Advocacy Project Summary - This project creates a platform to support and train young advocates who have been incarcerated and/or who have incarcerated parents and loved ones. The aim of the platform is to support the youth voice in leading policy change in the area of juvenile justice and build power via this organizing model.


Jeff Wallace | Davenport, Iowa

Jeff Wallace is the founder and CEO of Vision Leadership and Productions and is the CEO of the Iowa-based non-profit, S.T.E.P. of the Quad Cities. Throughout his life, Jeff has studied the effects of the criminal justice system policies and procedures on at-risk youth - first, as one of them, and then through his undergraduate and graduate degrees in criminal justice. He has also established a career dedicated to supporting vulnerable youth through non-profit advocacy, working inside juvenile detention centers, as a social worker for the Department of Human Services, and as a Crisis Interventionist in conjunction with the Davenport Police Department. Currently pursuing a Ph.D. in criminal justice administration, Jeff draws on his own experience in working toward policies and procedures to help more youth find their true path. He shared his story with the world through two TEDx talks - in Naperville in 2015 and Davenport in 2019. Additionally, Jeff was appointed to a two-year term on Iowa’s Juvenile Justice Advisory Council, which oversees the state’s use of federal Juvenile Justice & Delinquency Prevention Act funds.

Advocacy Project Summary - Jefferey’s project, STOP- Separate Teen Offenders in Prisons, endeavors to create legislation to stop youth under 18 in Iowa from being housed with adult prisoners.


Yamanda Wright | Boston, MA

Yamanda Wright is a developmental psychologist, currently serving as the lead Data & Policy Specialist for juvenile justice initiatives at the Crime and Justice Institute (CJI) in Boston. Before joining the CJI team, she worked as the Director of Research for Texas Appleseed and Adjunct Lecturer of Psychology at Texas State University. Yamada is passionate about reforming laws and policies that disproportionately affect underserved youth, such as school district policies that contribute to an overrepresentation of low-income, Black, and Latino students in school-based citations and arrests. When she is not analyzing data for CJI, she enjoys writing about children's understanding of race and gender. Her work has been published in several journals and books, most recently Child Development Perspectives and Advances in Child Development and Behavior, and has received funding from the American Psychological Foundation's Kenneth B. and Mamie P. Clark Fund.  

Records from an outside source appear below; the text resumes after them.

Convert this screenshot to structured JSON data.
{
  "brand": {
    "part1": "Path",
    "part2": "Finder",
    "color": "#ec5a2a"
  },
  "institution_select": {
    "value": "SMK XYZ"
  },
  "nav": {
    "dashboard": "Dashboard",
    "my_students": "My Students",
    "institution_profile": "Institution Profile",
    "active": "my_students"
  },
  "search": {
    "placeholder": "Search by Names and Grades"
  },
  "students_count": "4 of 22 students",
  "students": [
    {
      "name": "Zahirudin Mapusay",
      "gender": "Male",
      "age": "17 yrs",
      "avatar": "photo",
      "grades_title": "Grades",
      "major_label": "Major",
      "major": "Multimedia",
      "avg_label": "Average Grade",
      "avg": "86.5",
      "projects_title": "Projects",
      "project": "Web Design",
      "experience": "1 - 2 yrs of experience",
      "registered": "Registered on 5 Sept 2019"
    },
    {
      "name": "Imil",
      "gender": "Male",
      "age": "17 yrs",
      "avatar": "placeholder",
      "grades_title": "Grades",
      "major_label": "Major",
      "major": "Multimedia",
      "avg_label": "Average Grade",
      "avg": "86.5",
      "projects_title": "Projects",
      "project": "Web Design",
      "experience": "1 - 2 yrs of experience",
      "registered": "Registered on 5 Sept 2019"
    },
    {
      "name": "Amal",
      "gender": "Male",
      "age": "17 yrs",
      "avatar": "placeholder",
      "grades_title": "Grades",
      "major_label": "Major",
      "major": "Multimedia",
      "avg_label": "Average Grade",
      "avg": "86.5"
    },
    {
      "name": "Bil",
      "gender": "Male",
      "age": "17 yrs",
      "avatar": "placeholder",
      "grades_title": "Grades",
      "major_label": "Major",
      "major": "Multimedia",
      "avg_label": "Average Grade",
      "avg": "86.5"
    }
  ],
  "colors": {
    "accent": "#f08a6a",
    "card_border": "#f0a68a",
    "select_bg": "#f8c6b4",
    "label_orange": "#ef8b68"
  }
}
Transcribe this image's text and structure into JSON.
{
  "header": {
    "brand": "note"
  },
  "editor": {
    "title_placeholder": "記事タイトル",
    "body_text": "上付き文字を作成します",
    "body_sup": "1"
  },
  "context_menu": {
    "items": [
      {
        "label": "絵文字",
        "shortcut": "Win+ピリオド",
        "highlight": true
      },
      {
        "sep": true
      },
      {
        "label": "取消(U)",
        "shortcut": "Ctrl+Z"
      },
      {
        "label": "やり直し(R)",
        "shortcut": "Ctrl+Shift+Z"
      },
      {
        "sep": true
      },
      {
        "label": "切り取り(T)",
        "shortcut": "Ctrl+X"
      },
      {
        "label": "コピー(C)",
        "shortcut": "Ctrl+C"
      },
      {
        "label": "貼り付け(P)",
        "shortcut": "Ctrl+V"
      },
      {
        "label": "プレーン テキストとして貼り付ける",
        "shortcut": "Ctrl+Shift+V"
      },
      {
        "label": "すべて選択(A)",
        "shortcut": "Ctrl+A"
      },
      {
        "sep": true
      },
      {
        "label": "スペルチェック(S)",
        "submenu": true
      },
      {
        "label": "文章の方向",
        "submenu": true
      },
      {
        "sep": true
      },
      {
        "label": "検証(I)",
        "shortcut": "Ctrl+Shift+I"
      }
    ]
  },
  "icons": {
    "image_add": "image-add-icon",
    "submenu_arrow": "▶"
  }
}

Advocacy Project Summary - The goal of this project is to create a detailed online resource for grassroots and small non-profit organizations looking to examine local juvenile justice practices through publicly available data from state and local agencies. Smaller organizations frequently have innovative ideas but lack the staff and/or software knowledge to conduct primary quantitative research in support of policy reform.